Huntington’s disease treatment slows progression by 75%, study finds
Gene therapy slowed Huntington’s disease progression by 75 per cent in a recent trial, in what researchers describe as the first effective treatment for the condition.
The therapy means that decline expected in one year would instead take four years, potentially giving patients decades of better quality life, researchers said.
Researchers from University College London Huntington’s Disease Centre reported results from the trial of 29 patients, who received a one-off gene therapy during 12 to 18 hours of brain surgery.
Professor Sarah Tabrizi, director of the UCL centre, described the results as “spectacular.”
She said: “We never in our wildest dreams would have expected a 75 per cent slowing of clinical progression.”
The treatment uses a modified virus to deliver specially designed DNA deep into two brain regions – the caudate nucleus and putamen – with real-time MRI guiding a microcatheter during surgery.
Once inside brain cells, the DNA produces microRNA – small genetic fragments that intercept and disable instructions for building the toxic huntingtin protein that causes the disease.
This permanently lowers levels of the harmful protein.
Three years after surgery, patients showed an average 75 per cent slowing of disease progression, measured through cognition, motor function and daily living abilities.

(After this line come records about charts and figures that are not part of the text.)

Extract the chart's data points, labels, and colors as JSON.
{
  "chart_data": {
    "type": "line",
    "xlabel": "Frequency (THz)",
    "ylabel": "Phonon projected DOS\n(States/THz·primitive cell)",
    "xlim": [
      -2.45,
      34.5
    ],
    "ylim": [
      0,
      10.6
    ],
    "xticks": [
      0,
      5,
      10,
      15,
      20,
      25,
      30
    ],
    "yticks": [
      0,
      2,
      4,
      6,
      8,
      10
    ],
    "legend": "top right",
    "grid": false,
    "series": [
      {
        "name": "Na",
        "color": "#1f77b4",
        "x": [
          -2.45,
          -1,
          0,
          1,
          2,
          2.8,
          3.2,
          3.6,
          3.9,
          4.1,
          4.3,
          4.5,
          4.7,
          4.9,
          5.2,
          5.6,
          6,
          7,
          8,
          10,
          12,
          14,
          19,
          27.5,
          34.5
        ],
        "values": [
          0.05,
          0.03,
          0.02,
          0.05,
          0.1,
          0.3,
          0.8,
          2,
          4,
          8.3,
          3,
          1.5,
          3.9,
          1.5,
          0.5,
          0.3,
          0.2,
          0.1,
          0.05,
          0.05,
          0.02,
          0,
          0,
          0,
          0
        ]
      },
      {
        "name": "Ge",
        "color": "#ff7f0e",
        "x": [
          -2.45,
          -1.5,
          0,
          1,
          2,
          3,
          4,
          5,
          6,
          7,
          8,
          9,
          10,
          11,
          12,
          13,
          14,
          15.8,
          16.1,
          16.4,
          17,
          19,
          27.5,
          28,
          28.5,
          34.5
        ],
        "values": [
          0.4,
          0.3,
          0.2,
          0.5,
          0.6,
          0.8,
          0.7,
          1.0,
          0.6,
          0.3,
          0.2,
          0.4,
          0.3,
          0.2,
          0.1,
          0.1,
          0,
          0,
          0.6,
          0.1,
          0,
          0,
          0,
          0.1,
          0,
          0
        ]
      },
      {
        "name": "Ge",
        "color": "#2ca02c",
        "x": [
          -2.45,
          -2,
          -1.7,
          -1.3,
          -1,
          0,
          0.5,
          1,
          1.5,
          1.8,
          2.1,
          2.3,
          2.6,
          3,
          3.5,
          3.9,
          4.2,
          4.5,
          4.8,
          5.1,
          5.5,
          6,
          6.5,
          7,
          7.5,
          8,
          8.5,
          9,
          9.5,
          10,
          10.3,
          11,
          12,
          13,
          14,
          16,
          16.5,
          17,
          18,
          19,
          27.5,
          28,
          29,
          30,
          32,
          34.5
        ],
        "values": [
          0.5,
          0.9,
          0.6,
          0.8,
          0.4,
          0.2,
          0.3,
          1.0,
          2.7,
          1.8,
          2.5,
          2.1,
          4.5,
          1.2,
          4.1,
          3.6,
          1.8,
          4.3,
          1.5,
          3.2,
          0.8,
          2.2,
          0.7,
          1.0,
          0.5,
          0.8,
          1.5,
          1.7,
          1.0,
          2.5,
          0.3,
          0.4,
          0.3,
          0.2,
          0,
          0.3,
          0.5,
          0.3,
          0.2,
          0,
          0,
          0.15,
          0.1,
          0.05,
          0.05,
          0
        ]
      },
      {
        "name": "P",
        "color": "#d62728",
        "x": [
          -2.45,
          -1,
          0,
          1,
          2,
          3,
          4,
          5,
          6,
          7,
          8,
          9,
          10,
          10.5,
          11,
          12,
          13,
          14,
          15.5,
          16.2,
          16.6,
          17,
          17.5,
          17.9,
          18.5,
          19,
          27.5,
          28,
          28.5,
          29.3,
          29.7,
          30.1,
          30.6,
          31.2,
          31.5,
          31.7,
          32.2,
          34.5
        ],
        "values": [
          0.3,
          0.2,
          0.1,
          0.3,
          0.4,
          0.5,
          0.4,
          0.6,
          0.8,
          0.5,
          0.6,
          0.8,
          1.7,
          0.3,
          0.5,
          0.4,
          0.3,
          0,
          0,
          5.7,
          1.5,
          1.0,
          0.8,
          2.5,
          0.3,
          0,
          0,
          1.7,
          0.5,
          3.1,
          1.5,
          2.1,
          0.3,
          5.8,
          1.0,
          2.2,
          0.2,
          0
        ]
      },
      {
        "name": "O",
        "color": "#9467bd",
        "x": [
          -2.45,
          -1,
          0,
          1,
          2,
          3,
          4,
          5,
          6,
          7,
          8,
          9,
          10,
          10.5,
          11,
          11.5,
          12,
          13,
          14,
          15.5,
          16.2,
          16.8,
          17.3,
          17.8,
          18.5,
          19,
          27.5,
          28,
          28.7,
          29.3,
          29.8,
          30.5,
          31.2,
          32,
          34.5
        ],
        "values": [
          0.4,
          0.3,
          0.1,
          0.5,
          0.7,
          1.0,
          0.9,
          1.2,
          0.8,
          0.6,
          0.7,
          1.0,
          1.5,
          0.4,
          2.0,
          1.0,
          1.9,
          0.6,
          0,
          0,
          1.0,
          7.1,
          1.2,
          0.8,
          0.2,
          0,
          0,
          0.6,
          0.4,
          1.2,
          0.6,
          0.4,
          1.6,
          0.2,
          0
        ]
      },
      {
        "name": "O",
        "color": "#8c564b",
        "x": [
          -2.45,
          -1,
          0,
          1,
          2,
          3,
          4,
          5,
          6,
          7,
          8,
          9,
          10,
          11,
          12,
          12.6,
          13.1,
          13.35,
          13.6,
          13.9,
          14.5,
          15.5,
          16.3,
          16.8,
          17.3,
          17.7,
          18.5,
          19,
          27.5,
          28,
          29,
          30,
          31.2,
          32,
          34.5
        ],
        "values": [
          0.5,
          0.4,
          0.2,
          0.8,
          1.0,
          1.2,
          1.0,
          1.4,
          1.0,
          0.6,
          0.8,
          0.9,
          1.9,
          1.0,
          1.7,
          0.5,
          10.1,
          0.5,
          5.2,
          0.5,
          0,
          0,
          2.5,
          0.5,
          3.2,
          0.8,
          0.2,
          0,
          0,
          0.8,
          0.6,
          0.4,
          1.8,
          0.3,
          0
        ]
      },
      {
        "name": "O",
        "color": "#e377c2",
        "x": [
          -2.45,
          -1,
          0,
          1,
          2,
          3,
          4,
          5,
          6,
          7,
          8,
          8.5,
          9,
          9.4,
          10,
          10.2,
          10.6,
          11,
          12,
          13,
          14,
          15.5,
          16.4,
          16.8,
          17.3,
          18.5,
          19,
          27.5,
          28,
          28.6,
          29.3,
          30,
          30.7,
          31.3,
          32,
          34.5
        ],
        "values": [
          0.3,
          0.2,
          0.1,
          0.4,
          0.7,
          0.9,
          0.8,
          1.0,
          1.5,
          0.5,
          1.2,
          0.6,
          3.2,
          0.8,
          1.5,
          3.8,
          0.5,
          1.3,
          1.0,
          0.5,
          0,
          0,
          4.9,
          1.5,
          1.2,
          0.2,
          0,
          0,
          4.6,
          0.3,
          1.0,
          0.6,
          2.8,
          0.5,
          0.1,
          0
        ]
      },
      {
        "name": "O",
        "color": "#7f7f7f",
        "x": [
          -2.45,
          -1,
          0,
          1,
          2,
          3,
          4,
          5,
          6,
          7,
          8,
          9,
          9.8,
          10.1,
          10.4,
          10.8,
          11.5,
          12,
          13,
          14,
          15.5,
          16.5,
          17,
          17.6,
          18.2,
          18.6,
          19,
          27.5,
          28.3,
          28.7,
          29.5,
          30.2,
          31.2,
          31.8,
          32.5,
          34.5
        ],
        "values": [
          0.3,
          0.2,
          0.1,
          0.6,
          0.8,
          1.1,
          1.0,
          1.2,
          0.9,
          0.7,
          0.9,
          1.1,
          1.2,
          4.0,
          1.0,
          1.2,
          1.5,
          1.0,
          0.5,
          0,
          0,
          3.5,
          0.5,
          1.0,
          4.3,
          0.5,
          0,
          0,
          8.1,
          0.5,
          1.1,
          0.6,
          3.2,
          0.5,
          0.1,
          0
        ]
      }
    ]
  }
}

Some returned to work after early medical retirement, while others kept walking when wheelchairs were expected.
Brain cell death markers in spinal fluid, which would normally have risen by a third over that time, were actually lower than at the trial’s start.
Professor Ed Wild is consultant neurologist at the National Hospital for Neurology and Neurosurgery at UCLH.
Wild said: “There was every chance that we would never see a result like this, so to be living in a world where we know this is not only possible, but the actual magnitude of the effect is breathtaking, it’s very difficult to fully encapsulate the emotion.”
He said he was “a bit teary” thinking about the impact on families and believes the therapy “should last for life” as brain cells are not replaced like blood, bone or skin cells.
UniQure, the company behind the therapy, says it will apply for a licence in the US in the first quarter of 2026, with launch expected later that year.
Discussions with regulators in the UK and Europe are due to start next year.